Wolf dubbed the venture the Nellie Bly Scholarship Program, from the pen name of a pioneering investigative journalist who feigned insanity to expose the horrors of a New York City mental asylum. Born Elizabeth Jane Cochran, near Pittsburgh, Bly turned her undercover reports into a book. Ten Days in a Mad-House was a bestseller in 1887 that spurred systemwide reforms.

In Pennsylvania the racing industry runs on lucrative prizes, called purses, that are generated by a 55% tax on the casino revenue from slots. In the state, about 95% of the purse money is derived from slot machines. The rest comes from bets at the tracks.

The decision to fund racing in part from slot revenue was part of the political calculus under which casino gambling was legalized in Pennsylvania in 2004.

States vary in how much they assist racing. California, for example, does not subsidize purses.

But horse racing now competes with lotteries, casinos, fantasy sports betting, and online wagering.
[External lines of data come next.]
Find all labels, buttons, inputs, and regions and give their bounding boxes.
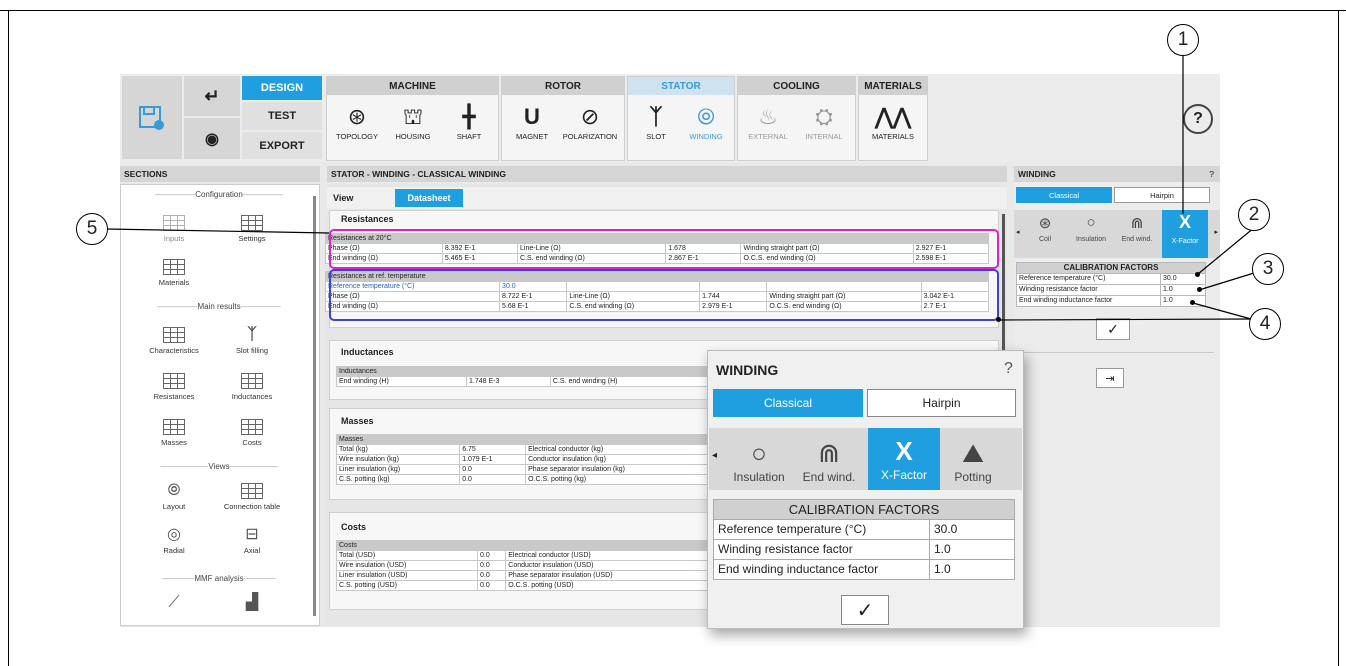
callout-1: 1	[1167, 24, 1199, 56]
callout-2: 2	[1238, 199, 1270, 231]
callout-4: 4	[1249, 308, 1281, 340]
callout-5: 5	[76, 213, 108, 245]
callout-3: 3	[1252, 253, 1284, 285]
callout-leader-lines	[105, 56, 1256, 321]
As late as the mid-1970s, the tracks were among the very few places where people could place a legal bet. Now gambling is as close as your phone.

In Pennsylvania, the audience for racing has dwindled to the point where it’s no longer included in the gaming commission’s annual report. In 2018, attendance fell to about 580,000 admissions for all six racetracks in the state. That was a skid from more than 800,000 just four years earlier.
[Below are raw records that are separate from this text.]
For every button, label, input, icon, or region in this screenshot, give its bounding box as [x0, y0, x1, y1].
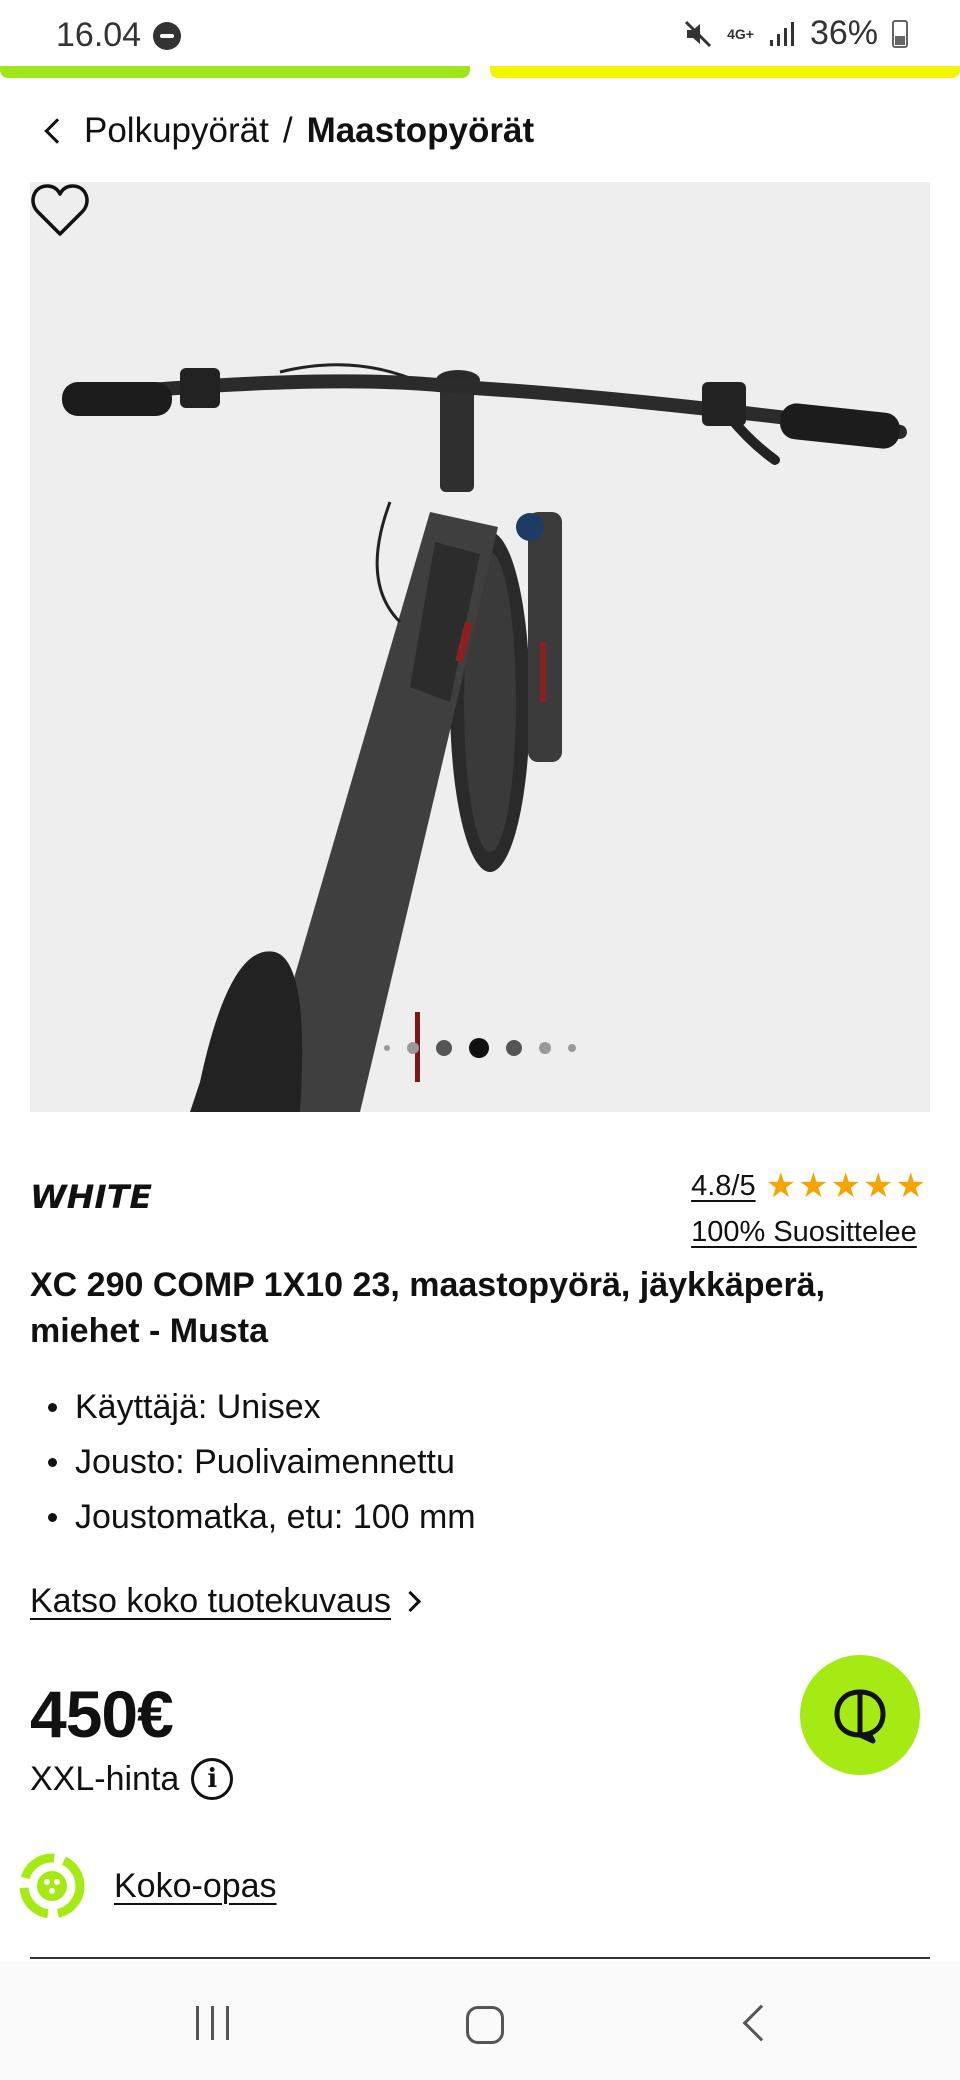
price: 450€: [30, 1677, 174, 1751]
heart-icon[interactable]: [30, 182, 90, 238]
full-description-link[interactable]: Katso koko tuotekuvaus: [30, 1582, 422, 1621]
size-guide-label[interactable]: Koko-opas: [114, 1867, 277, 1906]
info-icon[interactable]: i: [191, 1758, 234, 1800]
gallery-dot[interactable]: [568, 1044, 576, 1052]
home-icon[interactable]: [466, 2006, 504, 2044]
product-image-gallery[interactable]: [30, 182, 930, 1112]
full-description-label[interactable]: Katso koko tuotekuvaus: [30, 1582, 391, 1621]
accent-strip-green: [0, 66, 470, 78]
status-indicators: 4G+ 36%: [683, 14, 908, 53]
brand-logo[interactable]: WHITE: [30, 1178, 155, 1214]
breadcrumb-separator: /: [282, 111, 293, 150]
recommend-percent[interactable]: 100% Suosittelee: [691, 1216, 928, 1249]
divider: [30, 1957, 930, 1959]
status-bar: 16.04 4G+ 36%: [0, 0, 960, 72]
battery-icon: [892, 19, 908, 48]
accent-strip-yellow: [490, 66, 960, 78]
chevron-right-icon: [399, 1590, 422, 1613]
gallery-dot[interactable]: [539, 1042, 551, 1054]
chevron-left-icon[interactable]: [44, 118, 70, 144]
size-guide-link[interactable]: Koko-opas: [16, 1850, 277, 1922]
product-title: XC 290 COMP 1X10 23, maastopyörä, jäykkä…: [30, 1266, 826, 1350]
clock: 16.04: [56, 16, 142, 54]
price-label-text: XXL-hinta: [30, 1759, 180, 1798]
breadcrumb-current[interactable]: Maastopyörät: [307, 111, 535, 151]
gallery-pagination[interactable]: [30, 1038, 930, 1058]
gallery-dot[interactable]: [506, 1040, 522, 1056]
breadcrumb: Polkupyörät / Maastopyörät: [40, 108, 534, 154]
size-guide-icon: [19, 1853, 85, 1919]
battery-percent: 36%: [809, 14, 878, 52]
system-nav-bar: [0, 1962, 960, 2080]
back-icon[interactable]: [742, 2004, 780, 2042]
gallery-dot-active[interactable]: [469, 1038, 489, 1058]
network-type: 4G+: [727, 25, 754, 42]
svg-text:WHITE: WHITE: [30, 1178, 152, 1214]
feature-list: Käyttäjä: Unisex Jousto: Puolivaimennett…: [48, 1380, 476, 1545]
breadcrumb-parent[interactable]: Polkupyörät: [84, 111, 269, 151]
recent-apps-icon[interactable]: [196, 2006, 229, 2040]
rating-block[interactable]: 4.8/5 ★★★★★ 100% Suosittelee: [691, 1166, 928, 1249]
gallery-dot[interactable]: [384, 1045, 390, 1051]
feature-item: Jousto: Puolivaimennettu: [48, 1435, 476, 1490]
signal-icon: [769, 21, 794, 46]
gallery-dot[interactable]: [436, 1040, 452, 1056]
gallery-dot[interactable]: [407, 1042, 419, 1054]
rating-score[interactable]: 4.8/5: [691, 1170, 756, 1203]
price-label: XXL-hinta i: [30, 1758, 234, 1800]
feature-item: Käyttäjä: Unisex: [48, 1380, 476, 1435]
feature-item: Joustomatka, etu: 100 mm: [48, 1490, 476, 1545]
product-image: [62, 363, 907, 1112]
status-time: 16.04: [56, 16, 182, 55]
mute-icon: [685, 20, 712, 47]
chat-button[interactable]: [800, 1655, 920, 1775]
chat-bubble-icon: [834, 1689, 886, 1744]
do-not-disturb-icon: [153, 21, 182, 50]
star-rating-icon: ★★★★★: [765, 1167, 928, 1205]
In 2018, the average Pennsylvania race drew only about 650 people.

“The average daily attendance for the Williamsport Crosscutters minor-league baseball team is greater than attendance at any of the state’s six horse tracks,” said Sharon Ward, senior fellow at Education Voters of Pennsylvania.

Elizabeth Rementer a spokesperson for Wolf, put the governor’s case bluntly Wednesday:

“While the racing industry is important to Pennsylvania, it is time for the industry to support itself and continue to build upon the unprecedented generous economic investment made by the commonwealth to this single industry.

“The industry survived long before the subsidy began and it has had 16 years and $3 billion to develop what, by now, should be a self-sustaining industry,” the spokesperson said.

Racing is already reeling from the ongoing economic crisis. Tracks and the casinos were closed for almost three months. Slots revenues plummeted about 36%. When slots revenues crash, so do the taxes levied on those revenues.

The political prospects of the proposal are unclear.

The racing industry has a political action committee that has given out more than $300,000 in total to Republicans and Democrats in the state since 2017, records show.

Peterson, of the Equine Coalition, believes Wolf’s proposal is a likely nonstarter due to a law already in place.

In 2017, the legislature passed Act 42 and the governor signed it. Peterson said the law created an untouchable trust fund for the Race Horse Development Fund, to which the slot money goes, and that the commonwealth would never be entitled to the funds.

“We believe that law is ironclad,” Peterson said.

But Greg Thall, special assistant to Wolf’s budget secretary, disagreed. He said Act 42 could be altered.

Thall also said the issue would not pit Democrats against Republicans.

“It’s easier than a tax increase because they don’t have to vote for it,” he said Wednesday. “We’re hopeful for bipartisan support.”